Deriving policy gradients

Five helpful facts

Prob of trajectory: \[P(\tau | \theta) = \rho_0(s_0) \prod_{t=0}^T P(s_{t+1} | s_t, a_t) \pi_\theta(a_t | s_t)\]
Log-derivative trick: \[\nabla_\theta P(\tau | \theta) = P(\tau | \theta) \nabla_\theta \log P(\tau | \theta)\]
Log-prob of a trajectory: \[\log P(\tau | \theta) = \log \rho_0(s_0) + \sum_{t=0}^T [\log P(s_{t+1} | s_t, a_t) + \log \pi_\theta(a_t | s_t)]\]
Gradients of env functions: \[\rho_0(s_0) = P(s_{t+1} | s_t, a_t) = R(\tau) = 0\]
Grad-log-prob of trajectory: \[\nabla_\theta \log P(\tau | \theta) = \sum_{t=1}^T \nabla_\theta \log \pi_\theta(a_t | s_t)\]

Basic policy gradient:

\[\nabla_\theta J(\pi_\theta) = \mathbb{E}_{\tau \sim \pi_\theta}[\sum_{t=0}^T \nabla_\theta \log \pi_\theta(a_t | s_t) R(\tau)]\]
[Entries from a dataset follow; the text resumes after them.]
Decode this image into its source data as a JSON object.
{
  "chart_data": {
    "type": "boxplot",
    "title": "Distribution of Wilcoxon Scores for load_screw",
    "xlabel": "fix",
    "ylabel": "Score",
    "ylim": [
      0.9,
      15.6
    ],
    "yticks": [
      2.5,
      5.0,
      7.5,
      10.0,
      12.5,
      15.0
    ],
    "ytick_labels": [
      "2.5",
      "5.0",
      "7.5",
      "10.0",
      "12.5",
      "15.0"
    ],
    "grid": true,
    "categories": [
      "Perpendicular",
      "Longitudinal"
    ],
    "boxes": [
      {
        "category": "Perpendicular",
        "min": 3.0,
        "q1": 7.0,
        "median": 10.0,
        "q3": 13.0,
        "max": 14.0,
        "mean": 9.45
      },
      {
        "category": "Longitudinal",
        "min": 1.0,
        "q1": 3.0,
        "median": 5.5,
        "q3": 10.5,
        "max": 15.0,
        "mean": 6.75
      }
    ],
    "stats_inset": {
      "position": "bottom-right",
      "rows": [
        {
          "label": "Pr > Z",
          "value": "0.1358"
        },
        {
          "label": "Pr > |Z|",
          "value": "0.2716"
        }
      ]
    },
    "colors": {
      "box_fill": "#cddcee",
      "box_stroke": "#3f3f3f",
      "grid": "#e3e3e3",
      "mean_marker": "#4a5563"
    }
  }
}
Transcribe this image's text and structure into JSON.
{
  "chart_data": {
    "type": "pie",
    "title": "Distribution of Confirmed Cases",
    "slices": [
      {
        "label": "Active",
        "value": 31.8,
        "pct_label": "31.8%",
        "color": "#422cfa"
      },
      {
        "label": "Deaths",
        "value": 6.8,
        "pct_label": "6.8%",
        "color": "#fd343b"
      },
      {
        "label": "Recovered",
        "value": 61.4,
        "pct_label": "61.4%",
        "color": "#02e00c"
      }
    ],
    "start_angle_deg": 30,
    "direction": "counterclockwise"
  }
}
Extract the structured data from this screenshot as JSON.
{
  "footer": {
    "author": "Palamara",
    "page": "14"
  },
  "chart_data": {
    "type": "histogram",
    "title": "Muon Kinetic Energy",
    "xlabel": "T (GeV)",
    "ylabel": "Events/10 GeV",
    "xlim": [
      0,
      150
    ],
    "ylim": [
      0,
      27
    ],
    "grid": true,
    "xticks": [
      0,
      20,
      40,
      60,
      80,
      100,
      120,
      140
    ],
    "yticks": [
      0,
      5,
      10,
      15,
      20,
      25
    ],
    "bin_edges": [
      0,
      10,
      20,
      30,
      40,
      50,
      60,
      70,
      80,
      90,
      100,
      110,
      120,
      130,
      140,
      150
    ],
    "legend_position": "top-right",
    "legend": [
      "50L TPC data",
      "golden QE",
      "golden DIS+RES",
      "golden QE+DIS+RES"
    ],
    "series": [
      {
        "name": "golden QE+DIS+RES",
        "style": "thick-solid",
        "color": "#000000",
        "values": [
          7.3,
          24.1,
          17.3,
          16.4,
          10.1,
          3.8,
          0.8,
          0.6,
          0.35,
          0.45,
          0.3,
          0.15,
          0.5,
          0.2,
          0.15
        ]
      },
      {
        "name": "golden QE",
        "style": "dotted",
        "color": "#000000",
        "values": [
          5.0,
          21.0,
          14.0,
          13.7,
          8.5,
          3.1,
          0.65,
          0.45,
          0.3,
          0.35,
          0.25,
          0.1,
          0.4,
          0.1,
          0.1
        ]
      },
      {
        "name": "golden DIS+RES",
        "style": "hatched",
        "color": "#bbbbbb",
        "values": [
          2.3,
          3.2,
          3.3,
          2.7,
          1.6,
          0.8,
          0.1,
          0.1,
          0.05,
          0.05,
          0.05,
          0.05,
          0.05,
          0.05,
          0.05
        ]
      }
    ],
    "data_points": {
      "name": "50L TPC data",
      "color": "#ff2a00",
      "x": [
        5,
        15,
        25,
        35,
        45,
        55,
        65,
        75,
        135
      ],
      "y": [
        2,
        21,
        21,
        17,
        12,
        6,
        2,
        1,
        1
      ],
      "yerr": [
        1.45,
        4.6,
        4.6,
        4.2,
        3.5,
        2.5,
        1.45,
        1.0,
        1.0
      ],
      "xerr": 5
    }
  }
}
It can be estimated via: \(\nabla_\theta J(\pi_\theta) \sim \frac{1}{|D|} \sum_{\tau \in D} \sum_{t=0}^T \nabla_\theta \log \pi_\theta (a_t | s_t) R(\tau)\)

“Expected Grad-Log-Prob Lemma”:

\[\mathbb{E}_{x \sim P_\theta}[\nabla_\theta \log P_\theta(x)] = 0\]

The simple gradient includes rewards earned before the action was taken, which doesn’t make sense. We can equivalently express the gradient as:

\[\nabla_\theta J(\pi_\theta) = \mathbb{E}_{\tau \sim \pi_\theta}[\sum_{t=0}^T \nabla_\theta \log \pi_\theta (a_t | s_t) \sum_{t' = t}^T R(s_{t'}, a_{t'}, s_{t'+1})]\]

The “reward-to-go” is \(\hat{R}_t = \sum_{t'=t}^T R(s_{t'}, a_{t'}, s_{t'+1})\)

Because of EGLP, we can multiply by functions \(b(s_t)\) which only depend on state:

\[\mathbb{E}_{a_t \sim \pi_\theta}[\nabla_\theta \log \pi_\theta(a_t | s_t) b(s_t)] = 0\]

Therefore, we can add or subtract terms from the “reward” part of the policy gradient without changing the expectation. We can subtract (our prediction of) the value function from the reward (\(b(s_t) = V^\pi(s_t)\)).

As we don’t actually know \(V^\pi(s_t)\), we will typically estimate it via another neural network. The neural network typically minimizes a mean-squared loss function:

\[V_\phi = \arg \min_{V_\phi} \mathbb{E}_{s_t, \hat{R}_t, \sim \pi_k}[(V_\phi(s_t) - \hat{R}_t)^2]\]

Note that the states and rewards are from the current epoch, \(k\).

The general form of the policy gradient is:

\[\nabla_\theta J(\pi_\theta) = \mathbb{E}_{\tau \sim \pi_\theta}[\sum_{t=0}^T \nabla_\theta \log \pi_\theta(a_t | s_t) \Phi_t]\]

\(\Phi_t\) can be any of the following and still have the same expectation:

\(\Phi_t = R(\tau)\)
\(\Phi_t = \sum_{t'=t}^T R(s_{t'}, a_{t'}, s_{t'+1})\)
\(\Phi_t = \sum_{t'=t}^T R(s_{t'}, a_{t'}, s_{t'+1}) - b(s_t)\)
\(\Phi_t = Q^{\pi_\theta}(s_t, a_t)\): (on-policy action-value function)
\(\Phi_t = A^{\pi_\theta}(s_t, a_t)\): (advantage function)

Vanilla Policy Gradient

VPG uses the basic policy gradient to push up the probabilities of good actions using an advantage function
VPG is on-policy
VPG has a stochastic policy
Policy gradient: \[\nabla_\theta J(\pi_\theta) = \mathbb{E}_{\tau \sim \pi_\theta}[\sum_{t=0}^T \nabla_\theta \log \pi_\theta(a_t | s_t) A^{\pi_\theta}(s_t, a_t)]\]
Policy update: \[\theta_{k+1} = \theta_k + \alpha \nabla_\theta J(\pi_{\theta_k})\]
Exploration happens via randomness in stochastic policy